Dipartimento di Psicologia "G. Kanizsa", University of Trieste, Trieste, Italy

Several quite different phenomena distribute according to few different functions, which share in gross sense a particular shape that has induced to call them “fat (heavy, long) tail distributions”. Well-known examples are the so-called Benford’s law (originally stated by Newcomb, 1881), according to which the probability that the first digit in a series of statistical data is d is given by a log function of the digit. Other well-known examples are Bradford’s law (about the distribution of scientific journals), Heap’s law (vocabulary growth and text size), Lotka’s law (number of authors and number of contributions), and so on. In economics, Lorentz’ law and Pareto’s law (on inequality of incoming) are well known. In psycholinguistics the most celebrated is undoubtedly Zipf’s law, on relation between number of words and their rank of frequency, originally stated in 1925, a power (quasi-hiperbolic) law. According to Zipf, it could be explained in force of an economic psychological principle: more frequent are the words, more easily they come to consciousness.
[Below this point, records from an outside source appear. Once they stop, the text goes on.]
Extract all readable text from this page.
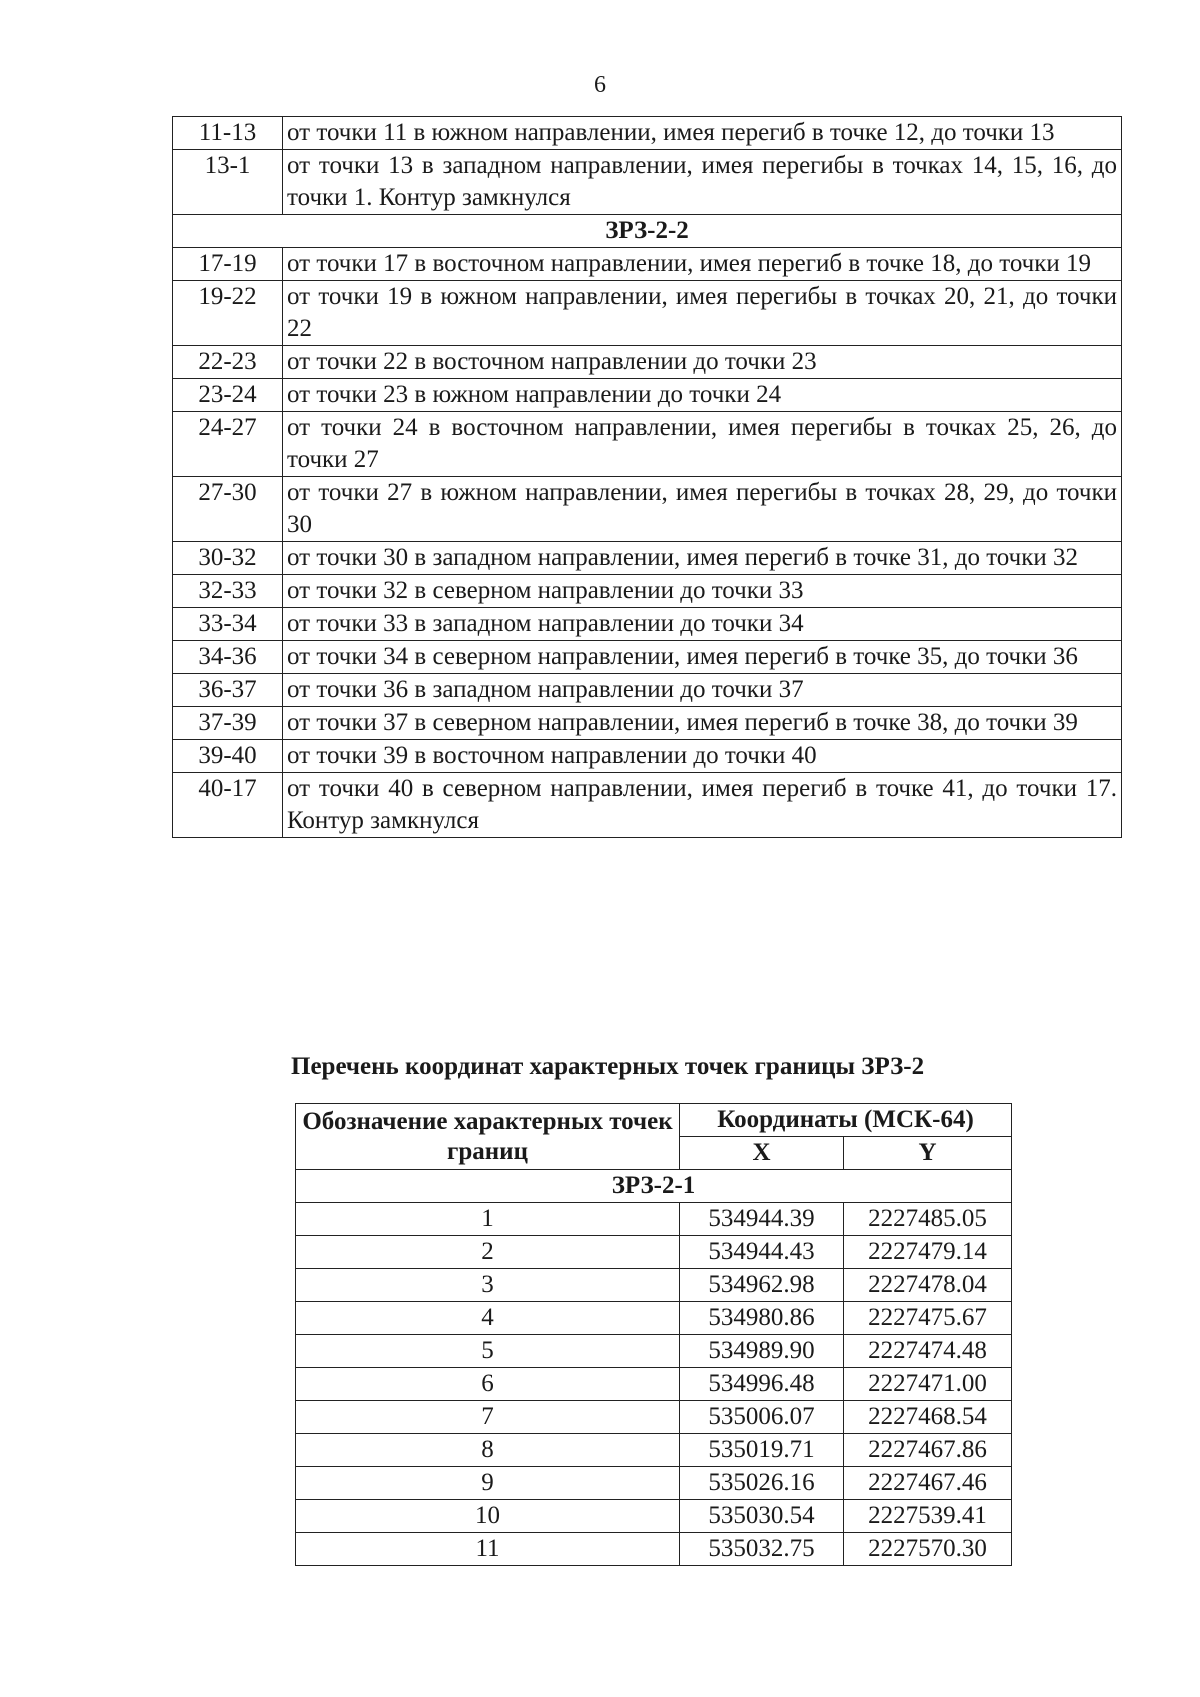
6
11-13	от точки 11 в южном направлении, имея перегиб в точке 12, до точки 13
13-1	от точки 13 в западном направлении, имея перегибы в точках 14, 15, 16, до точки 1. Контур замкнулся
ЗРЗ-2-2	
17-19	от точки 17 в восточном направлении, имея перегиб в точке 18, до точки 19
19-22	от точки 19 в южном направлении, имея перегибы в точках 20, 21, до точки 22
22-23	от точки 22 в восточном направлении до точки 23
23-24	от точки 23 в южном направлении до точки 24
24-27	от точки 24 в восточном направлении, имея перегибы в точках 25, 26, до точки 27
27-30	от точки 27 в южном направлении, имея перегибы в точках 28, 29, до точки 30
30-32	от точки 30 в западном направлении, имея перегиб в точке 31, до точки 32
32-33	от точки 32 в северном направлении до точки 33
33-34	от точки 33 в западном направлении до точки 34
34-36	от точки 34 в северном направлении, имея перегиб в точке 35, до точки 36
36-37	от точки 36 в западном направлении до точки 37
37-39	от точки 37 в северном направлении, имея перегиб в точке 38, до точки 39
39-40	от точки 39 в восточном направлении до точки 40
40-17	от точки 40 в северном направлении, имея перегиб в точке 41, до точки 17. Контур замкнулся
Перечень координат характерных точек границы ЗРЗ-2
Обозначение характерных точек границ	Координаты (МСК-64)	
	X	Y
ЗРЗ-2-1		
1	534944.39	2227485.05
2	534944.43	2227479.14
3	534962.98	2227478.04
4	534980.86	2227475.67
5	534989.90	2227474.48
6	534996.48	2227471.00
7	535006.07	2227468.54
8	535019.71	2227467.86
9	535026.16	2227467.46
10	535030.54	2227539.41
11	535032.75	2227570.30
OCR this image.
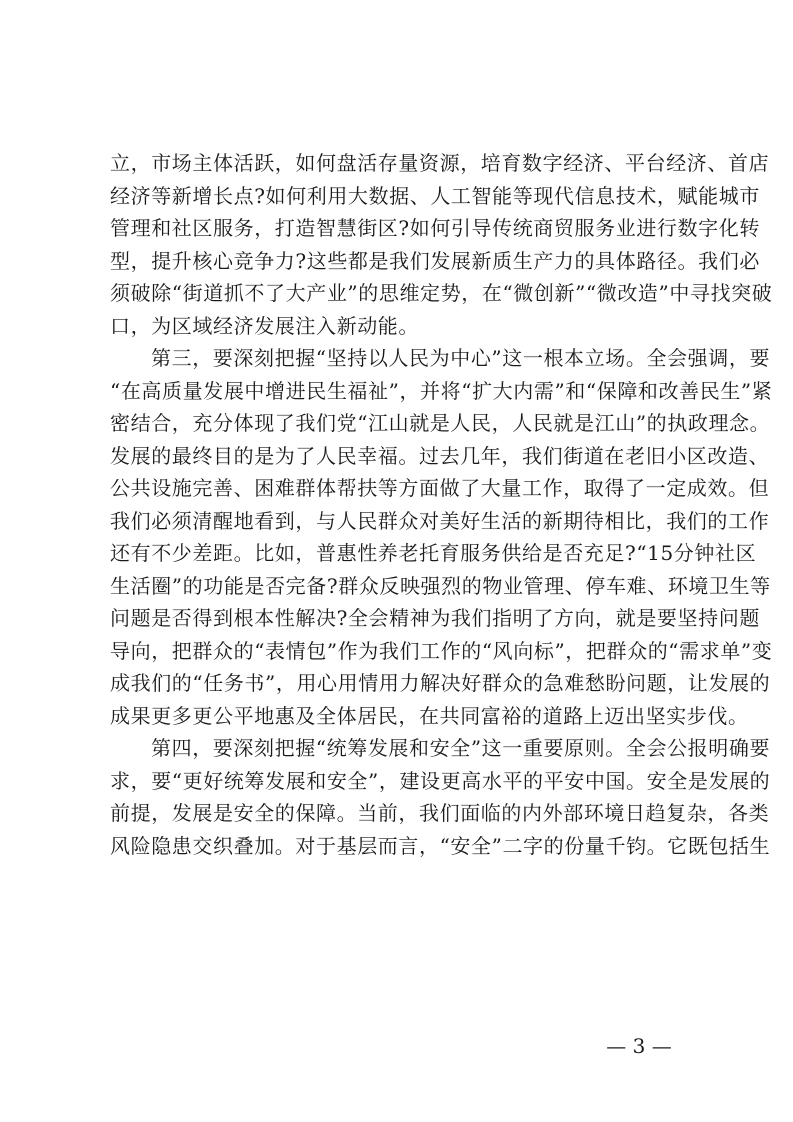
立，市场主体活跃，如何盘活存量资源，培育数字经济、平台经济、首店
经济等新增长点?如何利用大数据、人工智能等现代信息技术，赋能城市
管理和社区服务，打造智慧街区?如何引导传统商贸服务业进行数字化转
型，提升核心竞争力?这些都是我们发展新质生产力的具体路径。我们必
须破除“街道抓不了大产业”的思维定势，在“微创新”“微改造”中寻找突破
口，为区域经济发展注入新动能。
第三，要深刻把握“坚持以人民为中心”这一根本立场。全会强调，要
“在高质量发展中增进民生福祉”，并将“扩大内需”和“保障和改善民生”紧
密结合，充分体现了我们党“江山就是人民，人民就是江山”的执政理念。
发展的最终目的是为了人民幸福。过去几年，我们街道在老旧小区改造、
公共设施完善、困难群体帮扶等方面做了大量工作，取得了一定成效。但
我们必须清醒地看到，与人民群众对美好生活的新期待相比，我们的工作
还有不少差距。比如，普惠性养老托育服务供给是否充足?“15分钟社区
生活圈”的功能是否完备?群众反映强烈的物业管理、停车难、环境卫生等
问题是否得到根本性解决?全会精神为我们指明了方向，就是要坚持问题
导向，把群众的“表情包”作为我们工作的“风向标”，把群众的“需求单”变
成我们的“任务书”，用心用情用力解决好群众的急难愁盼问题，让发展的
成果更多更公平地惠及全体居民，在共同富裕的道路上迈出坚实步伐。
第四，要深刻把握“统筹发展和安全”这一重要原则。全会公报明确要
求，要“更好统筹发展和安全”，建设更高水平的平安中国。安全是发展的
前提，发展是安全的保障。当前，我们面临的内外部环境日趋复杂，各类
风险隐患交织叠加。对于基层而言，“安全”二字的份量千钧。它既包括生
— 3 —
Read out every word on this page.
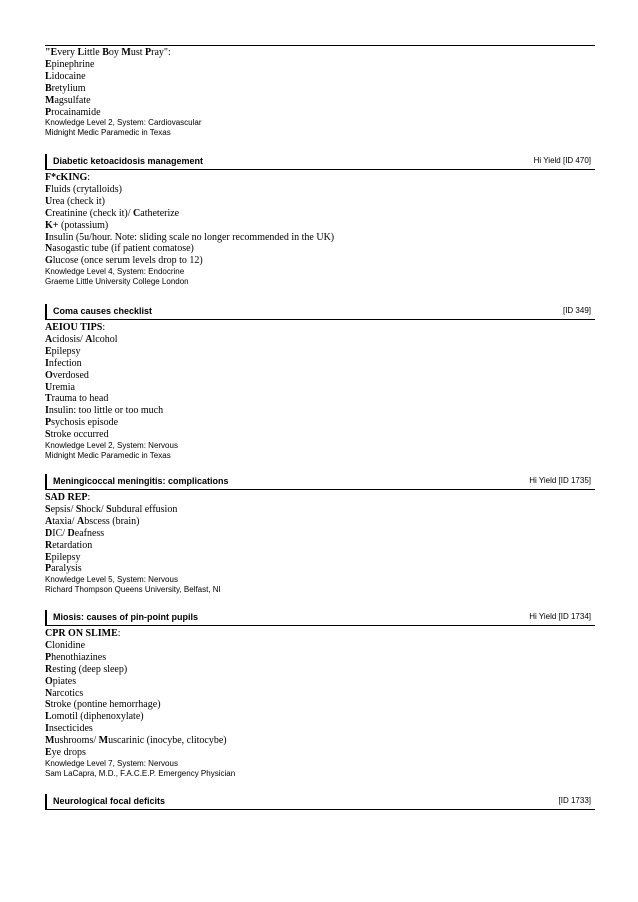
"Every Little Boy Must Pray":
Epinephrine
Lidocaine
Bretylium
Magsulfate
Procainamide
Knowledge Level 2, System: Cardiovascular
Midnight Medic Paramedic in Texas
Diabetic ketoacidosis management	Hi Yield [ID 470]
F*cKING:
Fluids (crytalloids)
Urea (check it)
Creatinine (check it)/ Catheterize
K+ (potassium)
Insulin (5u/hour. Note: sliding scale no longer recommended in the UK)
Nasogastic tube (if patient comatose)
Glucose (once serum levels drop to 12)
Knowledge Level 4, System: Endocrine
Graeme Little University College London
Coma causes checklist	[ID 349]
AEIOU TIPS:
Acidosis/ Alcohol
Epilepsy
Infection
Overdosed
Uremia
Trauma to head
Insulin: too little or too much
Psychosis episode
Stroke occurred
Knowledge Level 2, System: Nervous
Midnight Medic Paramedic in Texas
Meningicoccal meningitis: complications	Hi Yield [ID 1735]
SAD REP:
Sepsis/ Shock/ Subdural effusion
Ataxia/ Abscess (brain)
DIC/ Deafness
Retardation
Epilepsy
Paralysis
Knowledge Level 5, System: Nervous
Richard Thompson Queens University, Belfast, NI
Miosis: causes of pin-point pupils	Hi Yield [ID 1734]
CPR ON SLIME:
Clonidine
Phenothiazines
Resting (deep sleep)
Opiates
Narcotics
Stroke (pontine hemorrhage)
Lomotil (diphenoxylate)
Insecticides
Mushrooms/ Muscarinic (inocybe, clitocybe)
Eye drops
Knowledge Level 7, System: Nervous
Sam LaCapra, M.D., F.A.C.E.P. Emergency Physician
Neurological focal deficits	[ID 1733]
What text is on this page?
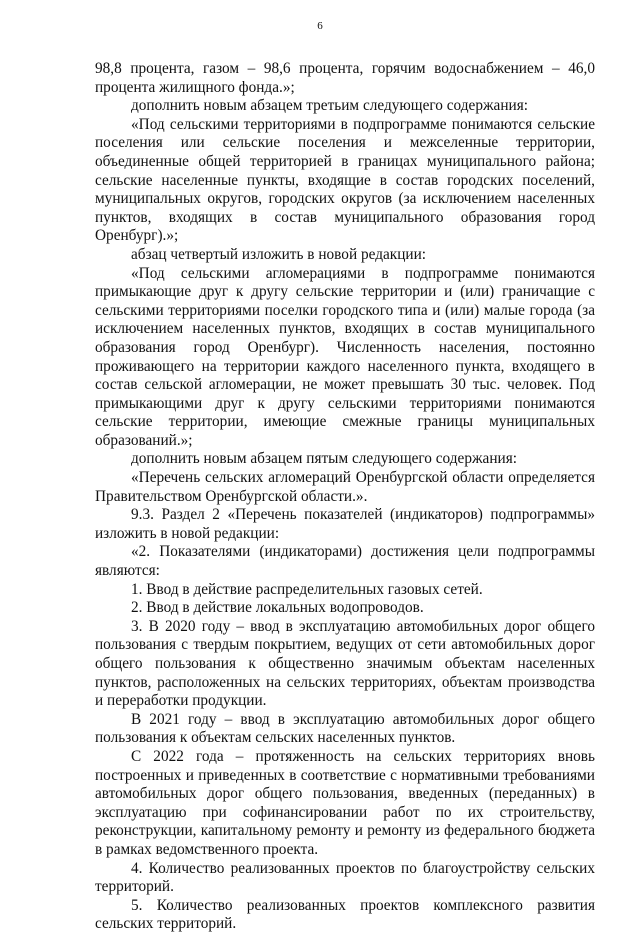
6

98,8 процента, газом – 98,6 процента, горячим водоснабжением – 46,0 процента жилищного фонда.»;

дополнить новым абзацем третьим следующего содержания:

«Под сельскими территориями в подпрограмме понимаются сельские поселения или сельские поселения и межселенные территории, объединенные общей территорией в границах муниципального района; сельские населенные пункты, входящие в состав городских поселений, муниципальных округов, городских округов (за исключением населенных пунктов, входящих в состав муниципального образования город Оренбург).»;

абзац четвертый изложить в новой редакции:

«Под сельскими агломерациями в подпрограмме понимаются примыкающие друг к другу сельские территории и (или) граничащие с сельскими территориями поселки городского типа и (или) малые города (за исключением населенных пунктов, входящих в состав муниципального образования город Оренбург). Численность населения, постоянно проживающего на территории каждого населенного пункта, входящего в состав сельской агломерации, не может превышать 30 тыс. человек. Под примыкающими друг к другу сельскими территориями понимаются сельские территории, имеющие смежные границы муниципальных образований.»;

дополнить новым абзацем пятым следующего содержания:

«Перечень сельских агломераций Оренбургской области определяется Правительством Оренбургской области.».

9.3. Раздел 2 «Перечень показателей (индикаторов) подпрограммы» изложить в новой редакции:

«2. Показателями (индикаторами) достижения цели подпрограммы являются:

1. Ввод в действие распределительных газовых сетей.

2. Ввод в действие локальных водопроводов.

3. В 2020 году – ввод в эксплуатацию автомобильных дорог общего пользования с твердым покрытием, ведущих от сети автомобильных дорог общего пользования к общественно значимым объектам населенных пунктов, расположенных на сельских территориях, объектам производства и переработки продукции.

В 2021 году – ввод в эксплуатацию автомобильных дорог общего пользования к объектам сельских населенных пунктов.

С 2022 года – протяженность на сельских территориях вновь построенных и приведенных в соответствие с нормативными требованиями автомобильных дорог общего пользования, введенных (переданных) в эксплуатацию при софинансировании работ по их строительству, реконструкции, капитальному ремонту и ремонту из федерального бюджета в рамках ведомственного проекта.

4. Количество реализованных проектов по благоустройству сельских территорий.

5. Количество реализованных проектов комплексного развития сельских территорий.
In this study I have investigated the alliterations, that is the relationship between number of words interposed between two words sharing the same first letter in the first syllable (x) and number of occurrences of each given x, that is n(x). Analysing different excerpts of texts of different authors (Italian, French and American novelists like D’Annunzio, Invernizio, France and James, or essayists like Leopardi), I found invariably an excellent fit to Lorentz’ law, with an R-squared always above .93, and a remarkable stability of parameters within each author, rather than between them. This induces to consider using this regularity in the studies on attribution of authorship. Some hypotheses about the generating mechanisms of such distributions are advanced.